A statue of Swami Vivekananda, as an international Hindu youth icon, now stands in the Administrative Block opposite the statue of Jawaharlal Nehru. The JNU central library has been renamed Ambedkar Library, with the texts of the 'Father of the Indian Constitution' removed from the stacks. A street on campus has been named after Veer Savarkar.

In JNU, hostel and mess fees are hiked, non-JRF scholarships given to vulnerable students are cancelled. Entrance exam questions that earlier required descriptive answers to display the range of the candidate's creativity and insights have now been reduced to multiple-choice questions prepared by the National Testing Agency. Security guards in JNU are ex-Army jawans, recruited to stop student activism. Dhabas and libraries shut early.

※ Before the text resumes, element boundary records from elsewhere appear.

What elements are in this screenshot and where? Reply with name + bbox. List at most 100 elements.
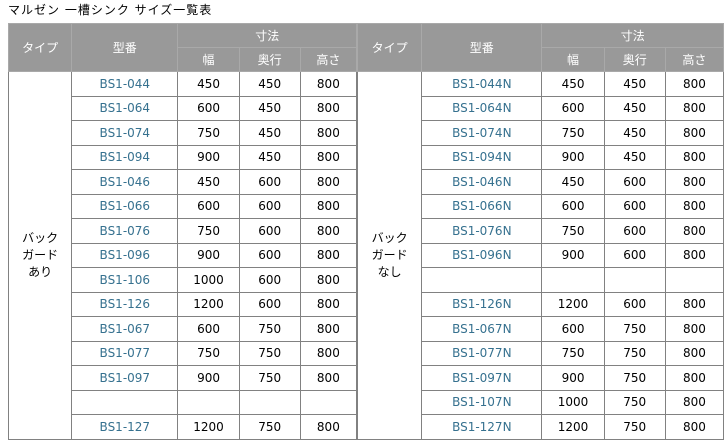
height-value-cell: 800 — [299, 218, 358, 244]
model-link[interactable]: BS1-094N — [452, 150, 512, 165]
model-link[interactable]: BS1-127N — [452, 419, 512, 434]
width-value-cell: 1200 — [177, 291, 240, 317]
model-cell: BS1-127 — [71, 414, 179, 440]
depth-value-cell: 750 — [238, 414, 301, 440]
model-link[interactable]: BS1-096 — [99, 248, 151, 263]
depth-value-cell: 600 — [238, 169, 301, 195]
width-value-cell: 1200 — [177, 414, 240, 440]
model-link[interactable]: BS1-046 — [99, 174, 151, 189]
model-link[interactable]: BS1-067 — [99, 321, 151, 336]
width-value-cell: 600 — [177, 95, 240, 121]
width-value-cell: 750 — [177, 340, 240, 366]
depth-value-cell: 450 — [603, 95, 666, 121]
depth-value-cell: 750 — [603, 316, 666, 342]
model-link[interactable]: BS1-074N — [452, 125, 512, 140]
model-link[interactable]: BS1-044 — [99, 76, 151, 91]
height-value-cell: 800 — [299, 242, 358, 268]
height-value-cell: 800 — [664, 365, 725, 391]
table-row: BS1-046 450 600 800 — [9, 169, 358, 195]
model-link[interactable]: BS1-066 — [99, 199, 151, 214]
model-cell: BS1-064N — [421, 95, 543, 121]
table-row: BS1-046N 450 600 800 — [358, 169, 725, 195]
height-value-cell: 800 — [299, 267, 358, 293]
model-link[interactable]: BS1-046N — [452, 174, 512, 189]
height-value-cell: 800 — [664, 95, 725, 121]
model-link[interactable]: BS1-076 — [99, 223, 151, 238]
width-value-cell: 600 — [541, 95, 605, 121]
table-row: BS1-107N 1000 750 800 — [358, 389, 725, 415]
table-row — [9, 389, 358, 415]
page-title: マルゼン 一槽シンク サイズ一覧表 — [8, 3, 213, 17]
depth-value-cell: 450 — [603, 71, 666, 97]
model-link[interactable]: BS1-107N — [452, 395, 512, 410]
table-row: BS1-127 1200 750 800 — [9, 414, 358, 440]
model-cell: BS1-076 — [71, 218, 179, 244]
model-link[interactable]: BS1-126N — [452, 297, 512, 312]
depth-value-cell: 750 — [603, 365, 666, 391]
model-link[interactable]: BS1-064 — [99, 101, 151, 116]
model-cell: BS1-044N — [421, 71, 543, 97]
depth-value-cell: 450 — [238, 120, 301, 146]
header-type: タイプ — [356, 23, 423, 72]
table-row: BS1-076 750 600 800 — [9, 218, 358, 244]
model-link[interactable]: BS1-097 — [99, 370, 151, 385]
width-value-cell: 900 — [541, 144, 605, 170]
model-link[interactable]: BS1-074 — [99, 125, 151, 140]
depth-value-cell: 600 — [238, 218, 301, 244]
model-cell: BS1-074N — [421, 120, 543, 146]
depth-value-cell: 600 — [603, 242, 666, 268]
table-row: BS1-067N 600 750 800 — [358, 316, 725, 342]
model-link[interactable]: BS1-076N — [452, 223, 512, 238]
header-width: 幅 — [177, 47, 240, 72]
model-link[interactable]: BS1-077N — [452, 346, 512, 361]
model-link[interactable]: BS1-077 — [99, 346, 151, 361]
depth-value-cell: 600 — [603, 218, 666, 244]
table-row: BS1-064 600 450 800 — [9, 95, 358, 121]
model-cell: BS1-046 — [71, 169, 179, 195]
depth-value-cell: 600 — [603, 291, 666, 317]
depth-value-cell: 600 — [603, 193, 666, 219]
width-value-cell: 600 — [177, 316, 240, 342]
model-link[interactable]: BS1-097N — [452, 370, 512, 385]
width-value-cell: 450 — [177, 71, 240, 97]
model-cell: BS1-066N — [421, 193, 543, 219]
depth-value-cell: 750 — [603, 340, 666, 366]
table-row: BS1-077N 750 750 800 — [358, 340, 725, 366]
model-cell: BS1-067 — [71, 316, 179, 342]
model-link[interactable]: BS1-067N — [452, 321, 512, 336]
width-value-cell: 1200 — [541, 291, 605, 317]
height-value-cell: 800 — [664, 71, 725, 97]
model-link[interactable]: BS1-066N — [452, 199, 512, 214]
model-cell: BS1-074 — [71, 120, 179, 146]
height-value-cell: 800 — [664, 120, 725, 146]
model-cell: BS1-044 — [71, 71, 179, 97]
model-link[interactable]: BS1-044N — [452, 76, 512, 91]
model-link[interactable]: BS1-094 — [99, 150, 151, 165]
width-value-cell: 1000 — [177, 267, 240, 293]
width-value-cell: 900 — [541, 365, 605, 391]
depth-value-cell: 600 — [603, 169, 666, 195]
model-link[interactable]: BS1-127 — [99, 419, 151, 434]
type-cell: バック ガード あり — [7, 71, 73, 440]
table-row: BS1-064N 600 450 800 — [358, 95, 725, 121]
table-row: BS1-127N 1200 750 800 — [358, 414, 725, 440]
width-value-cell — [541, 267, 605, 293]
height-value-cell: 800 — [299, 193, 358, 219]
model-link[interactable]: BS1-126 — [99, 297, 151, 312]
width-value-cell: 900 — [177, 144, 240, 170]
header-type: タイプ — [7, 23, 73, 72]
table-header: タイプ 型番 寸法 幅 奥行 高さ — [356, 23, 725, 72]
model-link[interactable]: BS1-096N — [452, 248, 512, 263]
depth-value-cell: 750 — [238, 316, 301, 342]
model-link[interactable]: BS1-106 — [99, 272, 151, 287]
width-value-cell: 900 — [541, 242, 605, 268]
model-cell: BS1-096 — [71, 242, 179, 268]
height-value-cell: 800 — [664, 218, 725, 244]
depth-value-cell: 750 — [603, 389, 666, 415]
height-value-cell: 800 — [299, 365, 358, 391]
width-value-cell: 450 — [541, 169, 605, 195]
table-row: BS1-126N 1200 600 800 — [358, 291, 725, 317]
header-dimensions: 寸法 — [177, 23, 357, 48]
model-link[interactable]: BS1-064N — [452, 101, 512, 116]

The breakdown of the great university is in line with the problematic thinking that has gone behind the New Education Policy (NEP) brought in by the Modi government. To borrow the words of noted economist Prabhat Patnaik: the NEP is "downright reactionary" as it has no mention of the reservation to the weaker sections of the country's population. The policy, he observed, is one that has "retreated from the goal of providing the foundations for an egalitarian society".

Who, but an authoritarian regime is afraid of egalitarian research and inquiry-based education that is made available to the entire population!

(With inputs from Sebastian Thejas Cherian, Faculty Member, JNU, and another source who wishes to remain anonymous.)

(Leena Mariam Koshy is an independent writer from Kozhikode, Kerala.)